Que le graffiti ait été inventé par "Taki 183" ou "Stay High" 149" n'est qu'anecdote : ce qui compte reste le fait que des dizaines de milliers de "graffeurs" se répandent sur toute la planète et la parsèment de leur démarche et de leur style. Ce n'est pas neuf : depuis toujours l'homme a écrit sur les murs des marques sacrées, des preuves d'amour ou de sexualité, des revendications politiques, toujours selon un mode clandestin et illégal. C'est dans cette longue histoire que s'insère le graffiti, le tag, le bombage qui revendiquent - pour leur part - une dimension esthétique. A l'inverse aussi des anciennes manières de marquer un territoire dont il s'empare, le taggeur accorde une place centrale à ce qu'on nomme dans le langage de cet art le "blaze". Il s'agit de la signature du nom de code que se donne le graffeur, le "writer" (puisque c'est le premier nom que se sont donnés des taggeurs aux USA en mettant implicitement en avant l'action d'écrire plutôt que de peindre à l'aide de bombes de peinture aérosols).

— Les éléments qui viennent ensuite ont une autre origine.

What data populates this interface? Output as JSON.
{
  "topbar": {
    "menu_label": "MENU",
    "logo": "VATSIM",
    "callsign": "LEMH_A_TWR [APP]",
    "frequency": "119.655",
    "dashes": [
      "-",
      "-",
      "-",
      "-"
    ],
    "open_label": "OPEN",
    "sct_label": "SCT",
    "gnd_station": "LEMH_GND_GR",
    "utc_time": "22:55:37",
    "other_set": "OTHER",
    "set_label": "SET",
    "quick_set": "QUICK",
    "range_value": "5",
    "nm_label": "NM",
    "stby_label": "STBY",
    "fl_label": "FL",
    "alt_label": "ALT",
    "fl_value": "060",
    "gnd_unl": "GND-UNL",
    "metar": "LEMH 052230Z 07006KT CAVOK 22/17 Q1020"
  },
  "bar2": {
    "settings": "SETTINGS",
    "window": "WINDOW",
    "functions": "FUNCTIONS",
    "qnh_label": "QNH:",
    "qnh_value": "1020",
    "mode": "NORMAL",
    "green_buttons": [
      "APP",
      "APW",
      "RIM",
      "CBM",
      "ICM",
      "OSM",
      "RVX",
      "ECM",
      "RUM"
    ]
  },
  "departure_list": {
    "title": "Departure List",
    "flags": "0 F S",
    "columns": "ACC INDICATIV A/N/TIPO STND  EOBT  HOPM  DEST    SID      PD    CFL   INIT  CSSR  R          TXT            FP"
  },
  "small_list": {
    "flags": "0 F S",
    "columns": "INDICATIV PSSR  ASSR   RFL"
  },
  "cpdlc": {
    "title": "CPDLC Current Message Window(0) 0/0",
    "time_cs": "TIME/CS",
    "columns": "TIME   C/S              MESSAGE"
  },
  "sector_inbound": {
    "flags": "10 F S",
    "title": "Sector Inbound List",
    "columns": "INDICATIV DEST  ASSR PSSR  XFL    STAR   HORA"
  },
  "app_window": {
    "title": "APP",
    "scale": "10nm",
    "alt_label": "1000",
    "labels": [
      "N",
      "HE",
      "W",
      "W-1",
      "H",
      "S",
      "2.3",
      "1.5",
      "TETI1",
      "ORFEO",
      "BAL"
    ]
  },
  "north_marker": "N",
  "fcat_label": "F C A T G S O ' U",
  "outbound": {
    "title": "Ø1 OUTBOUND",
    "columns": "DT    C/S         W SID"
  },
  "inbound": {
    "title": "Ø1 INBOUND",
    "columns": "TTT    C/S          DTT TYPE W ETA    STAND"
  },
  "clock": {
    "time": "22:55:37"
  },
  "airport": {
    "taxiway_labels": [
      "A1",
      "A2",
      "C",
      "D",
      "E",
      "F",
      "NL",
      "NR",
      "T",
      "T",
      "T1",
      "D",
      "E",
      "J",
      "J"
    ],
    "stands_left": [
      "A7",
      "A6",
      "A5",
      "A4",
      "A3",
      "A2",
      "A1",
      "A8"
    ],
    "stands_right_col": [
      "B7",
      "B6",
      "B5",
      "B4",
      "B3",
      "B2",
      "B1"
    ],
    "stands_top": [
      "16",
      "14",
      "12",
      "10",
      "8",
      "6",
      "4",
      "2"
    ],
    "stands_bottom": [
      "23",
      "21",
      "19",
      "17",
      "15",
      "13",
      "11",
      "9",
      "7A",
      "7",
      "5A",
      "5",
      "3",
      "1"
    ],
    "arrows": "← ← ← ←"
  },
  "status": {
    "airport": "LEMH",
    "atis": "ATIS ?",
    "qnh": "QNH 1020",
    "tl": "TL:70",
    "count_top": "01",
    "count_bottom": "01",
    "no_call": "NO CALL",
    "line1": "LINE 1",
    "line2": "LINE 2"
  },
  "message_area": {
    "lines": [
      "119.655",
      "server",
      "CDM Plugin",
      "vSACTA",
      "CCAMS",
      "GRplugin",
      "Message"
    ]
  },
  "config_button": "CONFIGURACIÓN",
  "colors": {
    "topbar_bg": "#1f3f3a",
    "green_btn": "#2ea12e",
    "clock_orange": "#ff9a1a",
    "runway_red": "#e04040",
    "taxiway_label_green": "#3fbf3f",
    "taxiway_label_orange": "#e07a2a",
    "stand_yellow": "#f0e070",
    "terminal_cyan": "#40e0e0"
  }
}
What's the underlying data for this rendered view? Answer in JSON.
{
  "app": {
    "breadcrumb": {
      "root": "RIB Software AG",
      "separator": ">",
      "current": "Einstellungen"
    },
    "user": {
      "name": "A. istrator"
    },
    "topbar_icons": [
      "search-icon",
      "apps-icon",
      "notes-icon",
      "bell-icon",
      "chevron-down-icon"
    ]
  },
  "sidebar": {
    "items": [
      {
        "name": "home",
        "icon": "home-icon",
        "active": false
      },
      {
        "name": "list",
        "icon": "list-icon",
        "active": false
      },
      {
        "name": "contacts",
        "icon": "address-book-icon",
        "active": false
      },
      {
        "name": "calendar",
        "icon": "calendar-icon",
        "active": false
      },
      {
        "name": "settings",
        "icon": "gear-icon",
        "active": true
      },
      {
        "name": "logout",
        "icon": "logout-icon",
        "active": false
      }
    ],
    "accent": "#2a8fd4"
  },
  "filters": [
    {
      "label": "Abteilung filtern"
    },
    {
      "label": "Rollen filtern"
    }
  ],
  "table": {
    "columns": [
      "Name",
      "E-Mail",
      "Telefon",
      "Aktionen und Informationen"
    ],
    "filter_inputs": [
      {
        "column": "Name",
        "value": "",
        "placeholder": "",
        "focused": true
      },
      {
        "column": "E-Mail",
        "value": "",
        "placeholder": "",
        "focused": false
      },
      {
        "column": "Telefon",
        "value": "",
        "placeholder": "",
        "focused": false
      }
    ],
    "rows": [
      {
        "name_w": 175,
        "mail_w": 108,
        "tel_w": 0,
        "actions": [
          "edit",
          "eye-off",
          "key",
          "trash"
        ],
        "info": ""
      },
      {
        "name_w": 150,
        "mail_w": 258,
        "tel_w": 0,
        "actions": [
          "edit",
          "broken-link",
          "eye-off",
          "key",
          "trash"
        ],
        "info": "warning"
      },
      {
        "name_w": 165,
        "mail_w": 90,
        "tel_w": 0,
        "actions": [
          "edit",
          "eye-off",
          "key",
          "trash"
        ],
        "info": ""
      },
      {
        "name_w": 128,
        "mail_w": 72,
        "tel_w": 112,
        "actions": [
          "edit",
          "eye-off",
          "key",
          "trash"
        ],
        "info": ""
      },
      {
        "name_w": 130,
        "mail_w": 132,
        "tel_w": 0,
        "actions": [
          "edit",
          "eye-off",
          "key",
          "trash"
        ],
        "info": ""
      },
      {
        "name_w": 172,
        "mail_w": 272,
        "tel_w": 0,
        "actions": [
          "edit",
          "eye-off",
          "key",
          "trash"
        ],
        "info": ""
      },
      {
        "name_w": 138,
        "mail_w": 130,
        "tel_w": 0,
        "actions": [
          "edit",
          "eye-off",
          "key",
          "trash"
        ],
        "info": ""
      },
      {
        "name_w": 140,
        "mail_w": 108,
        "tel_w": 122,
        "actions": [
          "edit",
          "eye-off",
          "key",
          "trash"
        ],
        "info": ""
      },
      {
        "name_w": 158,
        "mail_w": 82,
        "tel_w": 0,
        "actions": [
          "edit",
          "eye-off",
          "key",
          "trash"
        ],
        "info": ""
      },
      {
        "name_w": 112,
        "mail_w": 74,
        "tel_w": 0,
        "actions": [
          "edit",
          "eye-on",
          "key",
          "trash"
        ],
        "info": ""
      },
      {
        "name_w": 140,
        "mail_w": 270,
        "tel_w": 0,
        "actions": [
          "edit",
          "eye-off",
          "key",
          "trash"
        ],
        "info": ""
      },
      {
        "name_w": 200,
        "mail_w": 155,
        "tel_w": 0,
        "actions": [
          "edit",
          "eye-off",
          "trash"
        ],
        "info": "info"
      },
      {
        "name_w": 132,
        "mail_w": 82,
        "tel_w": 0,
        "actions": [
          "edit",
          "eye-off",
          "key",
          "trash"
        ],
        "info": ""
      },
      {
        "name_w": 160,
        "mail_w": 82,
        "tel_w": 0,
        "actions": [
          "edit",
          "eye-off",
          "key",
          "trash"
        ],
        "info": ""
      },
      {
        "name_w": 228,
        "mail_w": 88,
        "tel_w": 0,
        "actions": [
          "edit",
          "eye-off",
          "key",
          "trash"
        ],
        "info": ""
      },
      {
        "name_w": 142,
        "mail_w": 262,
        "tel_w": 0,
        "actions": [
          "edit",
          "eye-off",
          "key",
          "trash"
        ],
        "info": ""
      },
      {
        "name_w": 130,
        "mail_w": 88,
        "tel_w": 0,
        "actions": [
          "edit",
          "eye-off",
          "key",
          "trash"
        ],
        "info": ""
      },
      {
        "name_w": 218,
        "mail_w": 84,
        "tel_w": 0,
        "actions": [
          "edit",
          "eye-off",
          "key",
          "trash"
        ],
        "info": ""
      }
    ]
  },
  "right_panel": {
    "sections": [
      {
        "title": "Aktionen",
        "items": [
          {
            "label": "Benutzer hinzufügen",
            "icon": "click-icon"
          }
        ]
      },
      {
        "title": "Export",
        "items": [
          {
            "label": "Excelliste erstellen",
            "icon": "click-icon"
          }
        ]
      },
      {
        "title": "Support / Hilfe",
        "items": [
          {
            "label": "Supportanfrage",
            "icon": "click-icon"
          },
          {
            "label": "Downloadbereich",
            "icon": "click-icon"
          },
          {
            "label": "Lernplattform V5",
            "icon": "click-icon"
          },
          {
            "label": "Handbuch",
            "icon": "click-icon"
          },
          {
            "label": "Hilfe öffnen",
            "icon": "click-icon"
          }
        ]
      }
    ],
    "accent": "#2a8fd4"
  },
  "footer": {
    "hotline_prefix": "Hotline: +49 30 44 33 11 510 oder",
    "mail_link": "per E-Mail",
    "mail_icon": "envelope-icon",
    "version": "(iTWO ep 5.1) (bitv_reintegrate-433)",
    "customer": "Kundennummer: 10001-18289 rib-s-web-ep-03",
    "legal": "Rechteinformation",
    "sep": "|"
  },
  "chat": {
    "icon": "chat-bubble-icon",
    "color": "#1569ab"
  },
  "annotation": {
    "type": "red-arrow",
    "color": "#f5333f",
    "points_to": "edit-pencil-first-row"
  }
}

Le tag est à l'origine une religion de signature dans laquelle un rythme s'incarne, afin de mieux habiter la ville et y imprimer une reconnaissance. Le taggeur peut s'inclure dans ce tissu, s'y faire - à défaut d'entendre - voir. Parfois le tag passe de la signature à la fresque dans une sorte de glissement à la fois d'échelle et de concept. De "blockletter", on glisse vers l'image aux couleurs violentes sur béton. Douloureux ou plaisant, pervers ou violent, transgressif forcément un tel art monte à l'assaut de la morale. Une immense place est laissée en effet dans les fresques aux faiblesses du corps, à ses égarements que la froideur du logos non incarné ne peut inclure. Il dessine aussi la force d’âme mais pas au sens où les mystiques l'entendent. Souvent aussi la politique ou le social vient y faire son lit. Comme l'écrit le rapper Ice-Cube, "la chasteté et la fidélité à Dieu au même titre que le dévergondage et l’orgie constituent des dimensions de la fresque". En dehors de leur nom de guerre, de tels artistes exhibent des kilos de chair hurlante, ensanglantée à la face du monde. Pas de péché, pas d’innocence mais la viande glorieuse et mise à nu. Pas celle de Dieu, la nôtre et même celle de ceux qui fréquentent davantage les no man's land que les beaux quartiers.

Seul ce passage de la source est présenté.